Стрельба прекратилась. Команданте выкрикивал приказы, часть солдат
побежала к джипам, другая - к офицеру и к канадцу, который рухнул на землю.
Насколько серьезно его зацепило, немец понять не мог. На какое-то мгновение
он подумал, что должен что-то сделать, но сразу же осознал всю
смехотворность своей мысли. Он хотел быть один. Он попытался сделать шаг,
другой, опираясь правой рукой на стену церкви; он хотел добраться до
лестницы.
Бледно-желтое солнце поднялось выше. Он видел, что склон за церковью
зарос кустарником и травой. Один склон, и другой, и третий. Рядом торчала
пальма с растерзанной кроной. Земля здесь была скудная, суровая, непригодная
для земледелия. Подул холодный ветер, пройдя по высокой траве, покрывавшей
склон. Кажется, что ветер колышет волны, подумал он.
Потом он вспомнил о своих неоплаченных долгах. Что ж, погашать их
придется сыну? Ему будет предъявлен счет? Или смысл смерти в том, что
смертью своей он заплатит свои долги? Чтобы счет не предъявляли сыну? Чтобы
сына не заставляли платить за свое счастье?
На какое-то мгновение ему стало весело. А, сказал он себе, еще не
слишком поздно, не слишком поздно любить сына. Вот сейчас сын взбежит по
лестнице. Даже если это не наяву, как было бы хорошо, если бы он сейчас
взбежал по лестнице, в белом халате, со стетоскопом, таким, каким я его еще
ни разу не видел, или в своих вечных синих джинсах и вечном синем свитере,
или бегущим, смеющимся, запыхавшимся маленьким мальчиком.

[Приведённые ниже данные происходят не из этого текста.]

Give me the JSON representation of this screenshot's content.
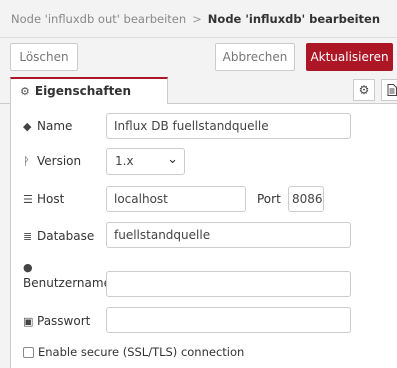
{
  "breadcrumb": {
    "parent": "Node 'influxdb out' bearbeiten",
    "separator": ">",
    "current": "Node 'influxdb' bearbeiten"
  },
  "toolbar": {
    "delete_label": "Löschen",
    "cancel_label": "Abbrechen",
    "update_label": "Aktualisieren"
  },
  "tabs": {
    "properties_label": "Eigenschaften"
  },
  "form": {
    "name_label": "Name",
    "name_value": "Influx DB fuellstandquelle",
    "version_label": "Version",
    "version_value": "1.x",
    "host_label": "Host",
    "host_value": "localhost",
    "port_label": "Port",
    "port_value": "8086",
    "database_label": "Database",
    "database_value": "fuellstandquelle",
    "username_label": "Benutzername",
    "username_value": "",
    "password_label": "Passwort",
    "password_value": "",
    "ssl_label": "Enable secure (SSL/TLS) connection",
    "ssl_checked": false
  },
  "colors": {
    "accent": "#ad1625"
  }
}
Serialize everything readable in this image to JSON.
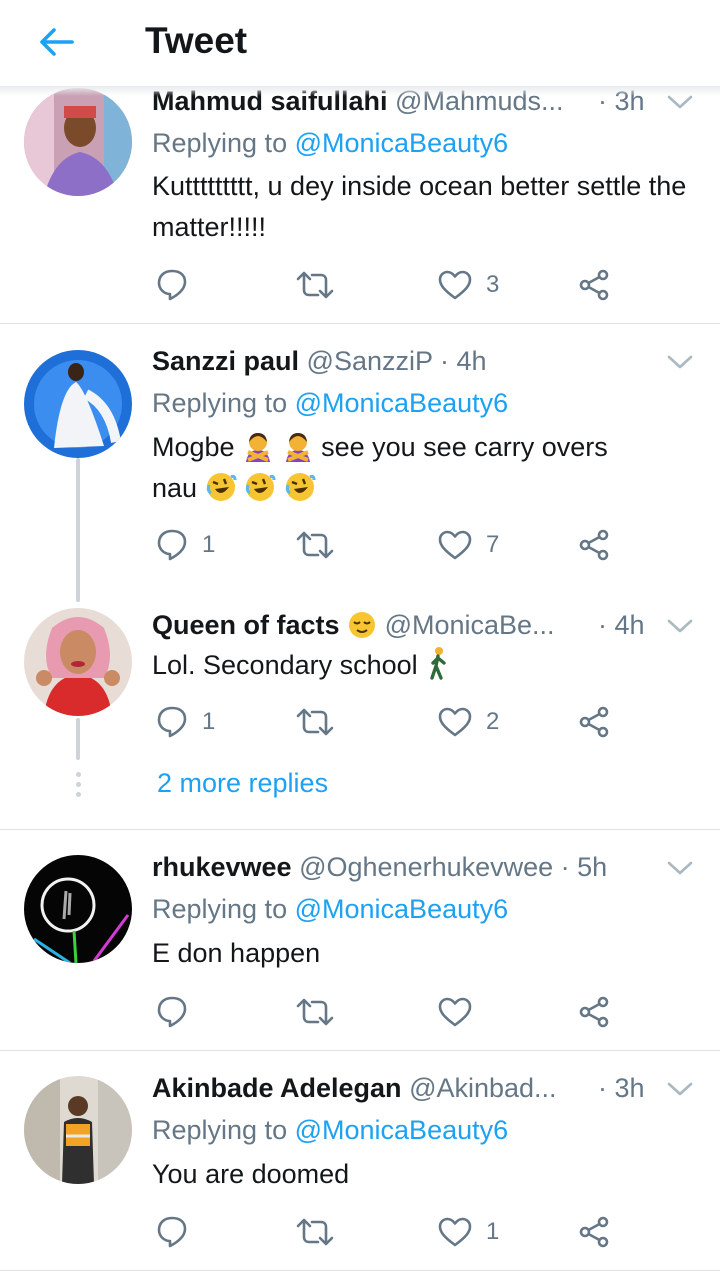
{
  "header": {
    "title": "Tweet"
  },
  "tweets": [
    {
      "name": "Mahmud saifullahi",
      "handle": "@Mahmuds...",
      "time": "· 3h",
      "replying_prefix": "Replying to",
      "mention": "@MonicaBeauty6",
      "body": "Kuttttttttt, u dey inside ocean better settle the matter!!!!!",
      "reply_count": "",
      "retweet_count": "",
      "like_count": "3"
    },
    {
      "name": "Sanzzi paul",
      "handle": "@SanzziP",
      "time": "· 4h",
      "replying_prefix": "Replying to",
      "mention": "@MonicaBeauty6",
      "body_line1_a": "Mogbe",
      "body_line1_b": "see you see carry overs",
      "body_line2": "nau",
      "reply_count": "1",
      "retweet_count": "",
      "like_count": "7"
    },
    {
      "name": "Queen of facts",
      "handle": "@MonicaBe...",
      "time": "· 4h",
      "body": "Lol. Secondary school",
      "reply_count": "1",
      "retweet_count": "",
      "like_count": "2"
    },
    {
      "name": "rhukevwee",
      "handle": "@Oghenerhukevwee",
      "time": "· 5h",
      "replying_prefix": "Replying to",
      "mention": "@MonicaBeauty6",
      "body": "E don happen",
      "reply_count": "",
      "retweet_count": "",
      "like_count": ""
    },
    {
      "name": "Akinbade Adelegan",
      "handle": "@Akinbad...",
      "time": "· 3h",
      "replying_prefix": "Replying to",
      "mention": "@MonicaBeauty6",
      "body": "You are doomed",
      "reply_count": "",
      "retweet_count": "",
      "like_count": "1"
    }
  ],
  "more_replies": "2 more replies",
  "icons": {
    "back": "arrow-left-icon",
    "reply": "reply-icon",
    "retweet": "retweet-icon",
    "like": "heart-icon",
    "share": "share-icon",
    "menu": "chevron-down-icon"
  },
  "colors": {
    "accent": "#1da1f2",
    "muted": "#657786",
    "text": "#14171a",
    "divider": "#dde2e6"
  }
}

Запыхавшимся? Куда делось тепло в его груди? Почему ноги, которые
только что носили его тело, теперь отказываются это делать? Ноги перестали
слушаться прежде, чем он смог опуститься на лестницу. Он упал на каменные
плиты. Он лежал на левом боку и видел запекшуюся кровь, траву между
каменными плитами и жука. Он хотел привстать, подползти к лестнице и сесть
на самую верхнюю ступеньку. Он хотел устроиться там поудобнее, чтобы, когда
умрет, остаться там сидеть. Он хотел сесть там, чтобы, когда умрет, видеть
раскинувшуюся перед ним землю и чтобы эта земля могла его видеть, -
выпрямившись, сидеть на самой верхней ступеньке и умирать.